Just a few months ago, in December, Mitch Daniels jubilantly revealed that the state had “found” more than $320 million dollars in money that had never been transferred to the state’s general fund.

After that $320 million was found, Democrats in the state House and Senate called for an independent audit, but a party-line vote in a Senate committee rejected that idea. The Republican chairman of the State Budget Commitee, Jeff Espich, went so far as saying that looking into previous warnings about the state’s tax collection policies was “a red herring.” Indianapolis’ WRTV reported that, “Espich also said it did not appear the $320 million mistake was a criminal act, and thus did not see the point of performing an investigation.

It only took another missing $206 million for the voices of reason to prevail.
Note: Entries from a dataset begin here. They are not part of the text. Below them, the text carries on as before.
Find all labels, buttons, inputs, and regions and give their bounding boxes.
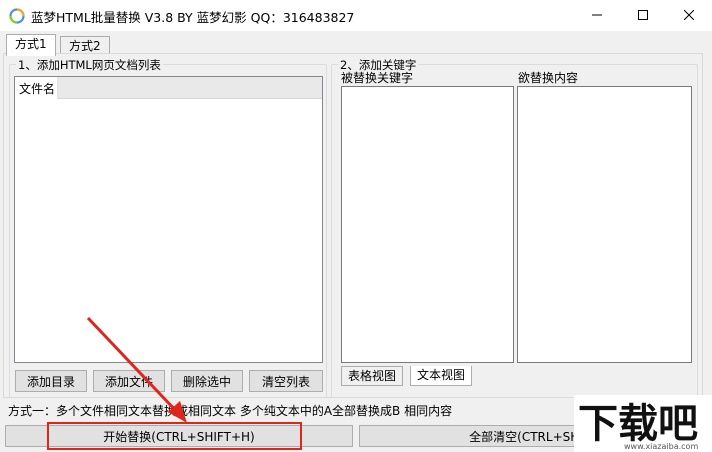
title-bar[interactable]: 蓝梦HTML批量替换 V3.8 BY 蓝梦幻影 QQ：316483827 bbox=[0, 0, 712, 31]
watermark-logo: 下载吧 www.xiazaiba.com bbox=[574, 395, 712, 452]
window-title: 蓝梦HTML批量替换 V3.8 BY 蓝梦幻影 QQ：316483827 bbox=[31, 10, 355, 25]
close-icon bbox=[684, 10, 694, 20]
close-button[interactable] bbox=[666, 0, 712, 30]
maximize-button[interactable] bbox=[620, 0, 666, 30]
watermark-url: www.xiazaiba.com bbox=[624, 442, 698, 451]
tab-mode-1[interactable]: 方式1 bbox=[6, 34, 56, 56]
minimize-button[interactable] bbox=[574, 0, 620, 30]
xiazaiba-logo-icon: 下载吧 www.xiazaiba.com bbox=[574, 395, 712, 452]
minimize-icon bbox=[592, 14, 602, 16]
client-area: 方式1 方式2 1、添加HTML网页文档列表 文件名 添加目录 添加文件 删除选… bbox=[0, 31, 712, 452]
watermark-brand: 下载吧 bbox=[578, 401, 698, 447]
app-logo-icon bbox=[9, 8, 25, 24]
maximize-icon bbox=[638, 10, 648, 20]
annotation-arrow-icon bbox=[86, 316, 187, 423]
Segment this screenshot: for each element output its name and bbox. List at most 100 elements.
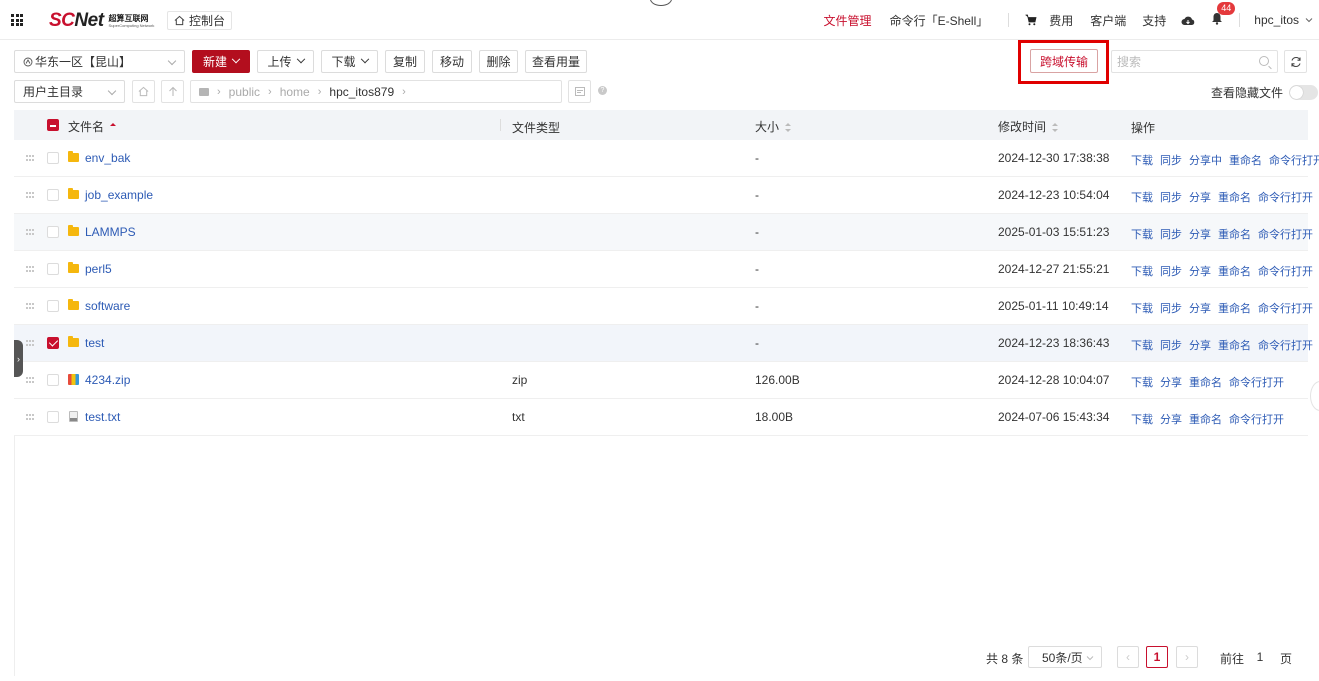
- table-row[interactable]: job_example - 2024-12-23 10:54:04 下载 同步 …: [14, 177, 1313, 214]
- scnet-logo[interactable]: SCNet 超算互联网 SuperComputing Network: [49, 10, 154, 32]
- action-share[interactable]: 分享: [1189, 300, 1211, 316]
- breadcrumb-item[interactable]: home: [280, 85, 310, 99]
- action-sync[interactable]: 同步: [1160, 300, 1182, 316]
- row-checkbox[interactable]: [47, 152, 59, 164]
- notification-bell[interactable]: 44: [1211, 2, 1236, 28]
- download-button[interactable]: 下载: [321, 50, 378, 73]
- column-header-size[interactable]: 大小: [755, 118, 793, 135]
- action-rename[interactable]: 重命名: [1229, 152, 1262, 168]
- action-rename[interactable]: 重命名: [1218, 226, 1251, 242]
- action-rename[interactable]: 重命名: [1218, 337, 1251, 353]
- action-open-shell[interactable]: 命令行打开: [1258, 337, 1313, 353]
- table-row[interactable]: software - 2025-01-11 10:49:14 下载 同步 分享 …: [14, 288, 1313, 325]
- sidebar-expand-tab[interactable]: ›: [14, 340, 23, 377]
- search-input[interactable]: [1117, 54, 1247, 69]
- move-button[interactable]: 移动: [432, 50, 472, 73]
- nav-eshell[interactable]: 命令行「E-Shell」: [890, 12, 989, 29]
- file-name-link[interactable]: 4234.zip: [85, 373, 130, 387]
- upload-button[interactable]: 上传: [257, 50, 314, 73]
- action-share[interactable]: 分享: [1189, 226, 1211, 242]
- action-rename[interactable]: 重命名: [1218, 263, 1251, 279]
- action-download[interactable]: 下载: [1131, 337, 1153, 353]
- breadcrumb[interactable]: › public › home › hpc_itos879 ›: [190, 80, 562, 103]
- drag-handle-icon[interactable]: [26, 229, 34, 235]
- action-open-shell[interactable]: 命令行打开: [1229, 374, 1284, 390]
- show-hidden-switch[interactable]: [1289, 85, 1319, 100]
- console-button[interactable]: 控制台: [167, 11, 233, 30]
- up-button[interactable]: [161, 80, 184, 103]
- breadcrumb-item[interactable]: hpc_itos879: [329, 85, 394, 99]
- drag-handle-icon[interactable]: [26, 155, 34, 161]
- chevron-down-icon[interactable]: [1305, 17, 1313, 23]
- search-icon[interactable]: [1259, 56, 1269, 66]
- action-download[interactable]: 下载: [1131, 152, 1153, 168]
- action-share[interactable]: 分享: [1160, 374, 1182, 390]
- floating-tool-button[interactable]: [1310, 381, 1319, 411]
- action-rename[interactable]: 重命名: [1189, 411, 1222, 427]
- page-number[interactable]: 1: [1146, 646, 1168, 668]
- action-open-shell[interactable]: 命令行打开: [1258, 189, 1313, 205]
- show-hidden-toggle[interactable]: 查看隐藏文件: [1211, 84, 1319, 101]
- table-row[interactable]: test.txt txt 18.00B 2024-07-06 15:43:34 …: [14, 399, 1308, 436]
- column-header-name[interactable]: 文件名: [68, 118, 118, 135]
- file-name-link[interactable]: software: [85, 299, 130, 313]
- prev-page-button[interactable]: ‹: [1117, 646, 1139, 668]
- cart-icon[interactable]: [1025, 14, 1037, 26]
- row-checkbox[interactable]: [47, 374, 59, 386]
- cloud-download-icon[interactable]: [1181, 15, 1195, 26]
- action-sync[interactable]: 同步: [1160, 152, 1182, 168]
- table-row[interactable]: test - 2024-12-23 18:36:43 下载 同步 分享 重命名 …: [14, 325, 1313, 362]
- row-checkbox[interactable]: [47, 263, 59, 275]
- sort-icon[interactable]: [785, 122, 793, 133]
- action-rename[interactable]: 重命名: [1218, 189, 1251, 205]
- action-download[interactable]: 下载: [1131, 300, 1153, 316]
- column-header-mtime[interactable]: 修改时间: [998, 118, 1060, 135]
- action-share[interactable]: 分享: [1189, 337, 1211, 353]
- table-row[interactable]: perl5 - 2024-12-27 21:55:21 下载 同步 分享 重命名…: [14, 251, 1313, 288]
- table-row[interactable]: 4234.zip zip 126.00B 2024-12-28 10:04:07…: [14, 362, 1308, 399]
- action-open-shell[interactable]: 命令行打开: [1258, 300, 1313, 316]
- drag-handle-icon[interactable]: [26, 192, 34, 198]
- action-share[interactable]: 分享: [1189, 189, 1211, 205]
- edit-path-button[interactable]: [568, 80, 591, 103]
- action-download[interactable]: 下载: [1131, 411, 1153, 427]
- region-select[interactable]: 华东一区【昆山】: [14, 50, 185, 73]
- action-share[interactable]: 分享: [1189, 263, 1211, 279]
- page-size-select[interactable]: 50条/页: [1028, 646, 1102, 668]
- row-checkbox[interactable]: [47, 300, 59, 312]
- action-open-shell[interactable]: 命令行打开: [1229, 411, 1284, 427]
- action-sync[interactable]: 同步: [1160, 226, 1182, 242]
- sort-icon[interactable]: [1052, 122, 1060, 133]
- table-row[interactable]: LAMMPS - 2025-01-03 15:51:23 下载 同步 分享 重命…: [14, 214, 1313, 251]
- action-rename[interactable]: 重命名: [1189, 374, 1222, 390]
- row-checkbox[interactable]: [47, 226, 59, 238]
- action-download[interactable]: 下载: [1131, 226, 1153, 242]
- drag-handle-icon[interactable]: [26, 303, 34, 309]
- goto-page-input[interactable]: 1: [1246, 646, 1274, 668]
- drag-handle-icon[interactable]: [26, 340, 34, 346]
- nav-client[interactable]: 客户端: [1090, 12, 1126, 29]
- row-checkbox[interactable]: [47, 189, 59, 201]
- file-name-link[interactable]: env_bak: [85, 151, 130, 165]
- select-all-checkbox[interactable]: [47, 119, 59, 131]
- file-name-link[interactable]: job_example: [85, 188, 153, 202]
- file-name-link[interactable]: perl5: [85, 262, 112, 276]
- row-checkbox[interactable]: [47, 337, 59, 349]
- action-download[interactable]: 下载: [1131, 189, 1153, 205]
- nav-support[interactable]: 支持: [1142, 12, 1166, 29]
- file-name-link[interactable]: LAMMPS: [85, 225, 136, 239]
- table-row[interactable]: env_bak - 2024-12-30 17:38:38 下载 同步 分享中 …: [14, 140, 1319, 177]
- action-rename[interactable]: 重命名: [1218, 300, 1251, 316]
- drag-handle-icon[interactable]: [26, 377, 34, 383]
- file-name-link[interactable]: test.txt: [85, 410, 120, 424]
- new-button[interactable]: 新建: [192, 50, 250, 73]
- action-download[interactable]: 下载: [1131, 374, 1153, 390]
- home-button[interactable]: [132, 80, 155, 103]
- app-grid-icon[interactable]: [11, 14, 23, 26]
- action-open-shell[interactable]: 命令行打开: [1258, 263, 1313, 279]
- action-open-shell[interactable]: 命令行打开: [1269, 152, 1319, 168]
- action-sync[interactable]: 同步: [1160, 189, 1182, 205]
- action-open-shell[interactable]: 命令行打开: [1258, 226, 1313, 242]
- sort-icon[interactable]: [110, 122, 118, 133]
- action-share[interactable]: 分享中: [1189, 152, 1222, 168]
As the Indianapolis Star’s Mary Beth Schneider reported on Thursday:

The biggest admission that a change in personnel isn’t enough is the state’s decision to hire an outside firm to conduct an independent audit.

Democrats had called for that very step in December, after the first error was found, but Daniels, Horst and Republican fiscal leaders in the legislature had firmly opposed that. Horst said that the internal reviews after the first error worked, as they found this new error.

Mitch Daniels’ recalcitrant stance on double-checking his math is not without precedent. A couple years back, I noted that Mitch rejected calls to verify Anthem’s request to drastically increase health care costs in Indiana, even after other states found basic mathematical errors in Anthem’s applications.


A little history, just for perspective:

Indiana Governor Mitch Daniels was the first budget director under President George W. Bush. When Bush & Daniels took office in January 2001, the Congressional Budget Office projected a ten-year surplus of $5.6 trillion. In August 2003, the Center on Budget and Policy Priorities re-ran the numbers for that same ten-year period, plugging in the policies enacted under Mitch and W. The result was a $4.4 trillion dollar deficit. That means that over the course of Daniels’ 29 months as head of the Office of Management & Budget, the nation’s financial situation deteriorated by $10 trillion dollars.